PENGENALAN BENTUK PERTUMBUHAN KARANG DAN STRUKTUR RANGKA KAPUR KARANG 1. Pembentukan Terumbu Karang Pembentukan terumbu karang merupakan proses yang lama dan kompleks. Berkaitan dengan pembentukan terumbu, karang terbagi atas dua kelompok yaitu karang yang membentuk terumbu (karang hermatipik) dan karang yang tidak dapat membentuk terumbu (karang ahermatipik). Kelompok pertama dalam prosesnya bersimbiosis dengan zooxanthellae dan membutuhkan sinar matahari untuk membentuk bangunan dari kapur yang kemudian dikenal reef building corals, sedangkan kelompok kedua tidak dapat membentuk bangunan kapur sehingga dikenal dengan non–reef building corals yang secara normal hidupnya tidak tergantung pada sinar matahari (Veron, 1986). Pembentukan terumbu karang hermatipik dimulai adanya individu karang (polip) yang dapat hidup berkelompok (koloni) ataupun menyendiri (soliter). Karang yang hidup berkoloni membangun rangka kapur dengan berbagai bentuk, sedangkan karang yang hidup sendiri hanya membangun satu bentuk rangka kapur.

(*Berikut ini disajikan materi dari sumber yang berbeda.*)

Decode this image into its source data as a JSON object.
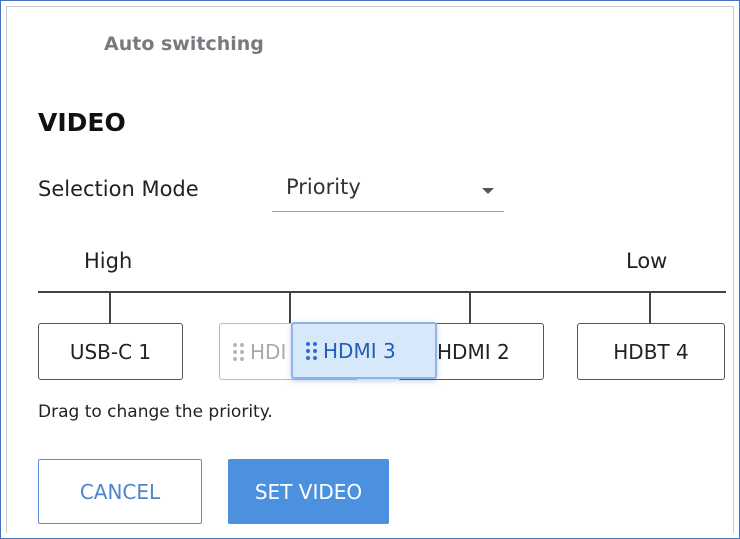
{
  "section": {
    "title": "Auto switching"
  },
  "video": {
    "heading": "VIDEO",
    "selection_mode_label": "Selection Mode",
    "selection_mode_value": "Priority"
  },
  "priority": {
    "high_label": "High",
    "low_label": "Low",
    "ports": {
      "usbc1": "USB-C 1",
      "ghost": "HDI",
      "dragging": "HDMI 3",
      "hdmi2": "HDMI 2",
      "hdbt4": "HDBT 4"
    },
    "hint": "Drag to change the priority."
  },
  "buttons": {
    "cancel": "CANCEL",
    "set_video": "SET VIDEO"
  },
  "colors": {
    "accent": "#4c91e0",
    "drag_highlight": "#d8e8fb",
    "frame": "#4a72c4"
  },
  "icons": {
    "drag_handle": "grip-dots-icon",
    "dropdown": "caret-down-icon"
  }
}
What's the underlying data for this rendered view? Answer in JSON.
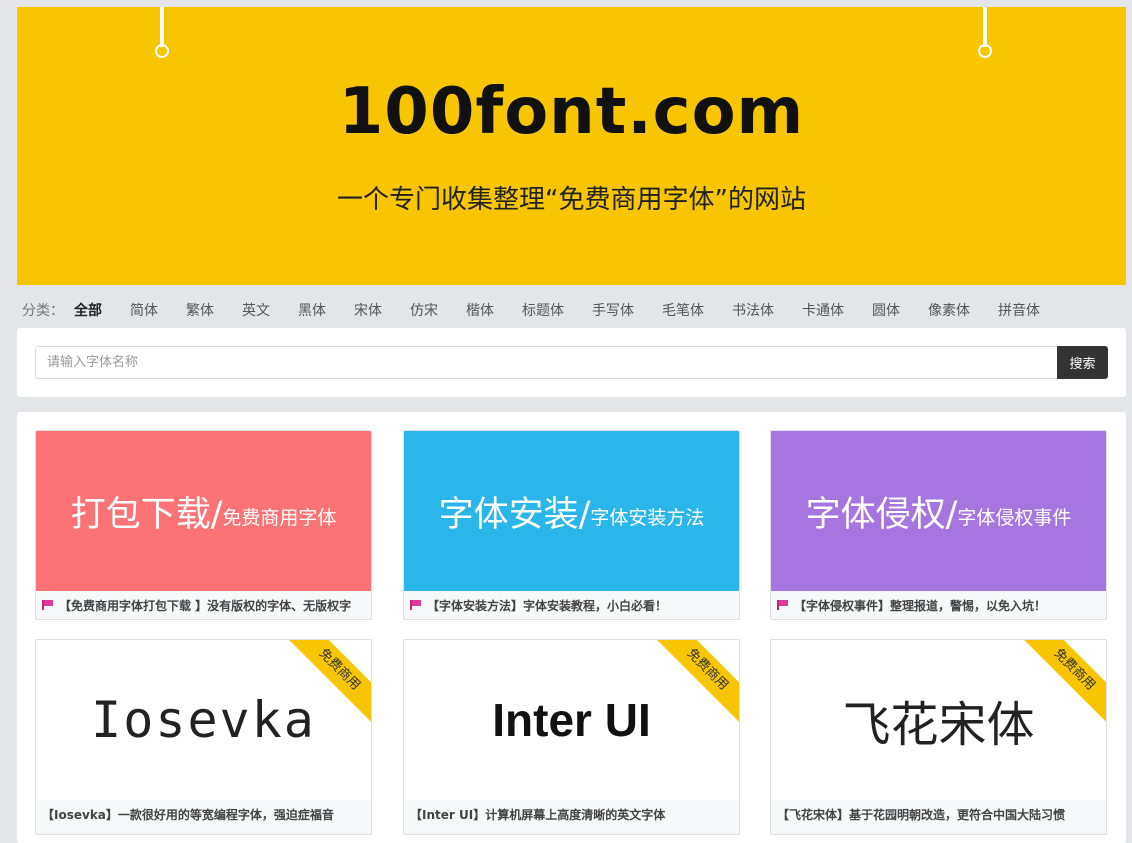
{
  "banner": {
    "title": "100font.com",
    "subtitle": "一个专门收集整理“免费商用字体”的网站"
  },
  "categories": {
    "label": "分类：",
    "items": [
      "全部",
      "简体",
      "繁体",
      "英文",
      "黑体",
      "宋体",
      "仿宋",
      "楷体",
      "标题体",
      "手写体",
      "毛笔体",
      "书法体",
      "卡通体",
      "圆体",
      "像素体",
      "拼音体"
    ],
    "active": "全部"
  },
  "search": {
    "placeholder": "请输入字体名称",
    "value": "",
    "button_label": "搜索"
  },
  "promo_cards": [
    {
      "big": "打包下载/",
      "small": "免费商用字体",
      "caption": "【免费商用字体打包下载 】没有版权的字体、无版权字",
      "color": "#fb7374",
      "icon": "flag-icon"
    },
    {
      "big": "字体安装/",
      "small": "字体安装方法",
      "caption": "【字体安装方法】字体安装教程，小白必看！",
      "color": "#2bb6eb",
      "icon": "flag-icon"
    },
    {
      "big": "字体侵权/",
      "small": "字体侵权事件",
      "caption": "【字体侵权事件】整理报道，警惕，以免入坑！",
      "color": "#a676e0",
      "icon": "flag-icon"
    }
  ],
  "font_cards": [
    {
      "sample": "Iosevka",
      "ribbon": "免费商用",
      "caption": "【Iosevka】一款很好用的等宽编程字体，强迫症福音"
    },
    {
      "sample": "Inter UI",
      "ribbon": "免费商用",
      "caption": "【Inter UI】计算机屏幕上高度清晰的英文字体"
    },
    {
      "sample": "飞花宋体",
      "ribbon": "免费商用",
      "caption": "【飞花宋体】基于花园明朝改造，更符合中国大陆习惯"
    }
  ],
  "colors": {
    "banner": "#f7c600",
    "ribbon": "#f7c600",
    "search_button": "#333333"
  }
}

Gabungan beberapa bentuk rangka kapur tersebut disebut terumbu. 2. Formasi Terumbu Karang Formasi terumbu karang mengikuti topografi yang dibentuk oleh proses geologi alam. Pemahaman mengenai formasi terumbu karang memberikan informasi kecenderungan bentuk pertumbuhan yang mendominasi suatu zona dengan memperhatikan faktor jarak ekosistem terhadap daratan (pulau) ataupun terhadap laut lepas. Charles Darwin (1842) mengemukakan tiga perbedaaan formasi yang dikenal dengan teori penenggelaman (Subsidence Theory) : a. Terumbu karang tepi (Fringing Reef), yaitu terumbu karang yang terdapat di sepanjang pantai dan dalamnya tidak lebih dari 40 meter. Terumbu ini tumbuh ke permukaan dan ke arah laut terbuka.
b. Terumbu karang penghalang (Barrier Reefs), berada jauh dari pantai yang dipisahkan oleh goba (lagoon) dengan kedalaman 40 – 70 meter. Umumnya terumbu karang ini memanjang menyusuri pantai
c. Atol (atolls), yang merupakan karang berbentuk melingkar seperti cincin yang muncul dari perairan yang dalam, jauh dari daratan dan melingkari gobah yang memiliki terumbu gobah atau terumbu petak. Gambar tersebut dikutip dari White, 1987 dalam Panduan Pembentukan dan Pengelolaan Daerah Perlindungan Laut Berbasis Masyarakat
Darwin mengemukakan bahwa formasi awal merupakan fringing reefs yang terbentuk di sekitar pulau. Jika pulau tersebut mengalami penurunan permukaan secara tektonik, fringing reefs akan berubah menjadi barrier Reefs. Apabila proses terus berlanjut, maka atolls akan terbentuk. Namun sebagai bahan pemikiran, Daly juga mengemukakan teory bahwa proses penurunan permukaan pulau tidak terjadi melainkan yang terjadi adalah penaikan permukaan. Pada proses penaikan permukaan terus terjadi sehingga daratan (pulau) lambat laun akan menghilang sehingga pada akhirnya membentuk atoll. 3. Bentuk Pertumbuhan Karang Karang memiliki variasi bentuk pertumbuhan koloni yang berkaitan dengan kondisi lingkungan perairan. Berbagai jenis bentuk pertumbuhan karang dipengaruhi oleh intensitas cahaya matahari, hydrodinamis (gelombang dan arus), ketersediaan bahan makanan, sedimen, subareal exposure dan faktor genetik. Berdasarkan bentuk pertumbuhannya karang batu terbagi atas karang Acropora dan non-Acropora (English et.al., 1994). Perbedaan Acropora dengan nonAcropora terletak pada struktur skeletonnya. Acropora memiliki bagian yang disebut axial koralit dan radial koralit, sedangkan non-Acropora hanya memiliki radial koralit.
Skeleton Acropora
Skeleton non-Acropora
Bentuk Pertumbuhan Karang non-Acropora terdiri atas : A. Bentuk Bercabang (branching), memiliki cabang lebih panjang daripada diameter yang dimiliki, banyak terdapat di sepanjang tepi terumbu dan bagian atas lereng, terutama yang terlindungi atau setengah terbuka. Bersifat banyak memberikan tempat perlindungan bagi ikan dan invertebrata tertentu.
B. Bentuk Padat (massive), dengan ukuran bervariasi serta beberapa bentuk seperti bongkahan batu. Permukaan karang ini halus dan padat, biasanya ditemukan di sepanjang tepi terumbu karang dan bagian atas lereng terumbu.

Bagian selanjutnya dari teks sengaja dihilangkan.